Now that I was here, however, it behooved me to at least make myself useful. I looked around. Keith’s bookcases were intact, as was an open magazine rack in which he always kept the latest technical journals. A black mesh organizer that held rubber bands and paper clips neatly separated had been left in its place at the corner of the desk.

A short side desk, where Keith had kept his laptop, stood empty.

I’d assumed the police would have confiscated Keith’s computer. The last time I’d seen him in his office, a few days ago, he’d been updating his organic chemistry grade sheet and complaining about the poor quality of students in his class. No one above a C, he’d said. I’d thought of recommending a peer review of his teaching style. Now I was glad I hadn’t.

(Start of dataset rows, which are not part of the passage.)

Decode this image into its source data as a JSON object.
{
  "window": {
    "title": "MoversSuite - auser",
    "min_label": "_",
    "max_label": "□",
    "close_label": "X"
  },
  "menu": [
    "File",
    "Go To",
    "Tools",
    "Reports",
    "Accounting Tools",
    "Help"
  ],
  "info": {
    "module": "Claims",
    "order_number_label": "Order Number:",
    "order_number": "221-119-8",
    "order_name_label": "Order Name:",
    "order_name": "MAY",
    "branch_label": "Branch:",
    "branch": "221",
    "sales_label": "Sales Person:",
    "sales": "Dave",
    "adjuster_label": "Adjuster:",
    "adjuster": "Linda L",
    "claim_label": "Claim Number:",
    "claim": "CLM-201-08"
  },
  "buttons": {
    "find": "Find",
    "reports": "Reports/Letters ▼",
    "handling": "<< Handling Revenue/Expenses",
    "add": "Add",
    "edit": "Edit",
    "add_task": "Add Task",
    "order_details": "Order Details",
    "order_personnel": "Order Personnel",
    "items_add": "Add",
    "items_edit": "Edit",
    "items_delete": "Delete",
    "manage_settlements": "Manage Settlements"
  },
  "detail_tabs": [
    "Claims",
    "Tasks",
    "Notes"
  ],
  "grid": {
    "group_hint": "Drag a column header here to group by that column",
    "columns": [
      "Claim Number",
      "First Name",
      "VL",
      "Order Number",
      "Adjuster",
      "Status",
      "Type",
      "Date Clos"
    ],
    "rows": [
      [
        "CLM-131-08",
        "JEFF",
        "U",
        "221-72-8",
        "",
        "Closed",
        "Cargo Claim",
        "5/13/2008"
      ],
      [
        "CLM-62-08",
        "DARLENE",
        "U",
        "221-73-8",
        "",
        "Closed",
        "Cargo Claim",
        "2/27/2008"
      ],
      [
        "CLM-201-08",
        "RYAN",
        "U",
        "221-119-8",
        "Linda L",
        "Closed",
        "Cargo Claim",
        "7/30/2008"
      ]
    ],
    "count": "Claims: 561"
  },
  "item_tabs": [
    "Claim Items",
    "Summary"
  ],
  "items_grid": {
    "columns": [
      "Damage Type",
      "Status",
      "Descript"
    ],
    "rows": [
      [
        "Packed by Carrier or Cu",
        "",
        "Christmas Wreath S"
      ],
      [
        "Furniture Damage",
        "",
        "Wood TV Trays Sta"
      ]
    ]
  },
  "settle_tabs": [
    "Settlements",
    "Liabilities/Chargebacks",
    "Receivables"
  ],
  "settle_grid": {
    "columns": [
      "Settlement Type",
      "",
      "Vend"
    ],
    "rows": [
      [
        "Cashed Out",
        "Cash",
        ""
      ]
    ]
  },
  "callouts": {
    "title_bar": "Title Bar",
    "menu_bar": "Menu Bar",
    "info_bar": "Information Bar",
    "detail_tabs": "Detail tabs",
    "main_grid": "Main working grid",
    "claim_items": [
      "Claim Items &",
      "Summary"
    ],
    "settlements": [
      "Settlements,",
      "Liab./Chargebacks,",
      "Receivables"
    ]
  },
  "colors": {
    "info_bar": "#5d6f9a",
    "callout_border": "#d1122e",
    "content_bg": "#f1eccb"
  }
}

I wished I could have had a look at his computer files. As I tugged at his desk drawers, I saw that the police hadn’t completely emptied them, though they’d definitely been rummaging and probably had taken a significant bundle away. I pulled open the shallow middle drawer. Pens and pencils were arranged next to each other on a long built-in tray. The rest of the space held a familiar folder with Henley College letterhead and its blue-and-gold Henley seal, issued to every faculty member. Nothing else crowded the drawer.